The long tail of non-English science

Ben Panko's English Is the Language of Science. That Isn't Always a Good Thing is based on Languages Are Still a Major Barrier to Global Science, a paper in PLOS Biology by Tatsuya Amano, Juan P. González-Varo and William J. Sutherland. Panko writes:
For the new study, Amano's team looked at the entire body of research available on Google Scholar about biodiversity and conservation, starting in the year 2014. Searching with keywords in 16 languages, the researchers found a total of more than 75,000 scientific papers. Of those papers, more than 35 percent were in languages other than English, with Spanish, Portuguese and Chinese topping the list.

Even for people who try not to ignore research published in non-English languages, Amano says, difficulties exist. More than half of the non-English papers observed in this study had no English title, abstract or keywords, making them all but invisible to most scientists doing database searches in English.

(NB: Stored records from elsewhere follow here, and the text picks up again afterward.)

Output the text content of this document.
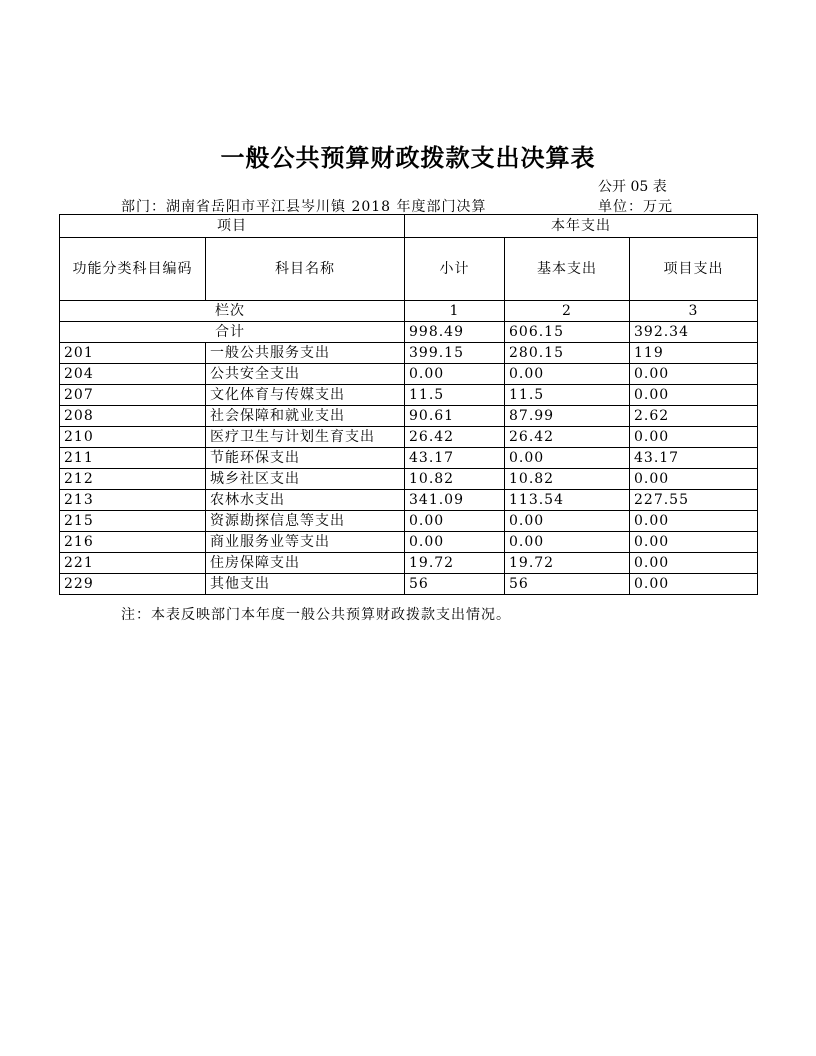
一般公共预算财政拨款支出决算表
公开 05 表
部门：湖南省岳阳市平江县岑川镇 2018 年度部门决算	单位：万元
项目		本年支出		
功能分类科目编码	科目名称	小计	基本支出	项目支出
栏次		1	2	3
合计		998.49	606.15	392.34
201	一般公共服务支出	399.15	280.15	119
204	公共安全支出	0.00	0.00	0.00
207	文化体育与传媒支出	11.5	11.5	0.00
208	社会保障和就业支出	90.61	87.99	2.62
210	医疗卫生与计划生育支出	26.42	26.42	0.00
211	节能环保支出	43.17	0.00	43.17
212	城乡社区支出	10.82	10.82	0.00
213	农林水支出	341.09	113.54	227.55
215	资源勘探信息等支出	0.00	0.00	0.00
216	商业服务业等支出	0.00	0.00	0.00
221	住房保障支出	19.72	19.72	0.00
229	其他支出	56	56	0.00
注：本表反映部门本年度一般公共预算财政拨款支出情况。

It has long been a problem that the resources for preserving e-journal content were almost exclusively devoted to providing post-cancellation access rather than to preserving the academic record (Both links are from 2007). In other words, resources went to preserving content that, because it was expensive, was not at risk. Estimates of how much of the record was being preserved ranged from a half down. It is clear that the expensive, low-risk content is almost exclusively in English.

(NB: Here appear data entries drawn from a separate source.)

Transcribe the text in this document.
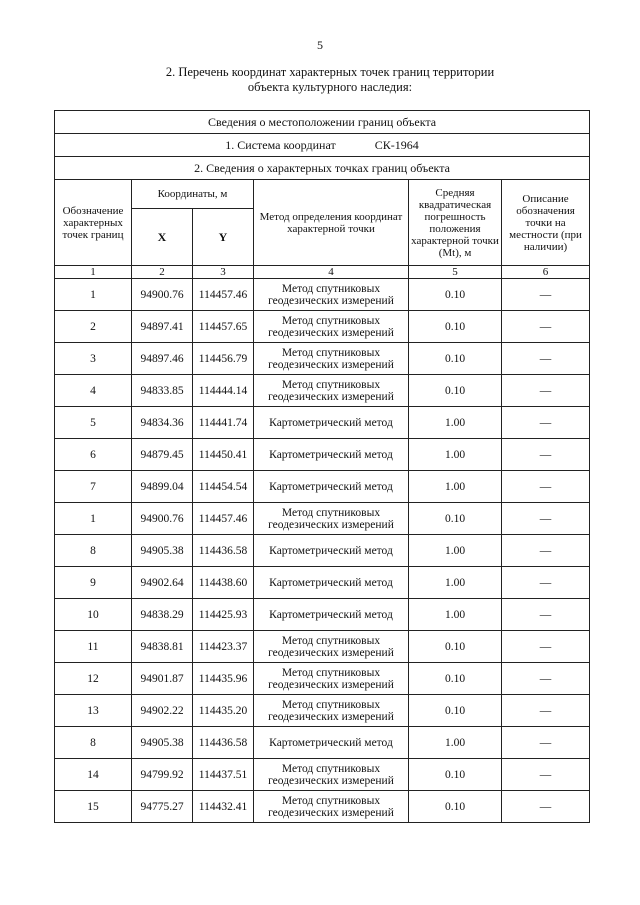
5
2. Перечень координат характерных точек границ территории
объекта культурного наследия:
Сведения о местоположении границ объекта					
1. Система координат СК-1964					
2. Сведения о характерных точках границ объекта					
Обозначение характерных точек границ	Координаты, м		Метод определения координат характерной точки	Средняя квадратическая погрешность положения характерной точки (Mt), м	Описание обозначения точки на местности (при наличии)
	X	Y			
1	2	3	4	5	6
1	94900.76	114457.46	Метод спутниковых геодезических измерений	0.10	—
2	94897.41	114457.65	Метод спутниковых геодезических измерений	0.10	—
3	94897.46	114456.79	Метод спутниковых геодезических измерений	0.10	—
4	94833.85	114444.14	Метод спутниковых геодезических измерений	0.10	—
5	94834.36	114441.74	Картометрический метод	1.00	—
6	94879.45	114450.41	Картометрический метод	1.00	—
7	94899.04	114454.54	Картометрический метод	1.00	—
1	94900.76	114457.46	Метод спутниковых геодезических измерений	0.10	—
8	94905.38	114436.58	Картометрический метод	1.00	—
9	94902.64	114438.60	Картометрический метод	1.00	—
10	94838.29	114425.93	Картометрический метод	1.00	—
11	94838.81	114423.37	Метод спутниковых геодезических измерений	0.10	—
12	94901.87	114435.96	Метод спутниковых геодезических измерений	0.10	—
13	94902.22	114435.20	Метод спутниковых геодезических измерений	0.10	—
8	94905.38	114436.58	Картометрический метод	1.00	—
14	94799.92	114437.51	Метод спутниковых геодезических измерений	0.10	—
15	94775.27	114432.41	Метод спутниковых геодезических измерений	0.10	—
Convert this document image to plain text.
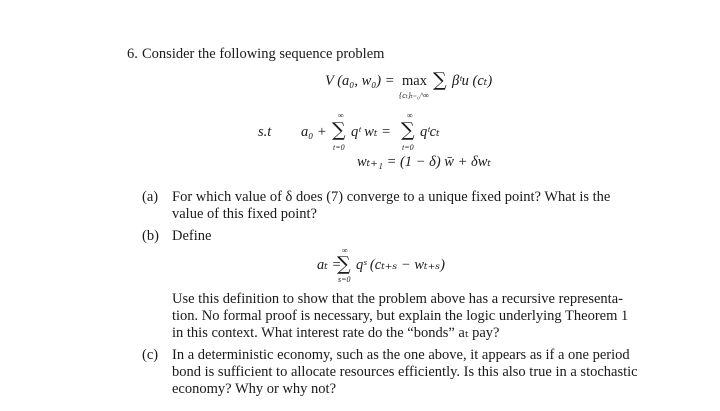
6. Consider the following sequence problem
V (a₀, w₀) = max
{cₜ}ₜ₌₀^∞
∑ βᵗu (cₜ)
s.t a₀ +
∞
∑
t=0
qᵗ wₜ =
∞
∑
t=0
qᵗcₜ
wₜ₊₁ = (1 − δ) w̄ + δwₜ
(a) For which value of δ does (7) converge to a unique fixed point? What is the
value of this fixed point?
(b) Define
aₜ =
∞
∑
s=0
qˢ (cₜ₊ₛ − wₜ₊ₛ)
Use this definition to show that the problem above has a recursive representa-
tion. No formal proof is necessary, but explain the logic underlying Theorem 1
in this context. What interest rate do the “bonds” aₜ pay?
(c) In a deterministic economy, such as the one above, it appears as if a one period
bond is sufficient to allocate resources efficiently. Is this also true in a stochastic
economy? Why or why not?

Over the years, the LOCKSS team have made several explorations of the long tail. Among these were a 2002 meeting of humanities librarians that identified high-risk content such as World Haiku Review and Exquisite Corpse, and work funded by the Soros Foundation with South African librarians that identified fascinating local academic journals in fields such as dry-land agriculture and AIDS in urban settings. Experience leads to two conclusions:
  • Both subject and language knowledge is important to identifying the worthwhile long-tail content.

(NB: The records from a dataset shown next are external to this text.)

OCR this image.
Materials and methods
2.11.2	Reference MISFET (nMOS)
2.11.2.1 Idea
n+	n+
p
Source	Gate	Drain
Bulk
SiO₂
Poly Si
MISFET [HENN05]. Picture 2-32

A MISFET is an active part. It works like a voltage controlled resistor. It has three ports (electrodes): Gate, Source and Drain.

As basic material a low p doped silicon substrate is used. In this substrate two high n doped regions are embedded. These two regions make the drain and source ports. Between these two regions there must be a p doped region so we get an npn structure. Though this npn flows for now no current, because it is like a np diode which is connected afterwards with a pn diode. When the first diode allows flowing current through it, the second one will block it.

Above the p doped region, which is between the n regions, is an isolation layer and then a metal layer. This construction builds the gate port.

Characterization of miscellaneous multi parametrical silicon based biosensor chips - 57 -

  • Long-tail content in English is likely to be open access; in other languages much more is subscription.
Both were part of the motivation behind the LOCKSS Program's efforts to implement National Hosting networks. Librarians in-country are far more capable of identifying, and negotiating with the publishers of, worthwhile long-tail content than we are. An example is Brazil's Cariniana, established by consortia of libraries to preserve their national open access academic literature, mostly in Portuguese.

Despite its importance, as shown by Amano et al, few if any individual libraries have the resources to collect and preserve their national language academic literature.  The collaborative networks of libraries engendered by the LOCKSS technology can operate at a national scale to address this problem more effectively and affordably.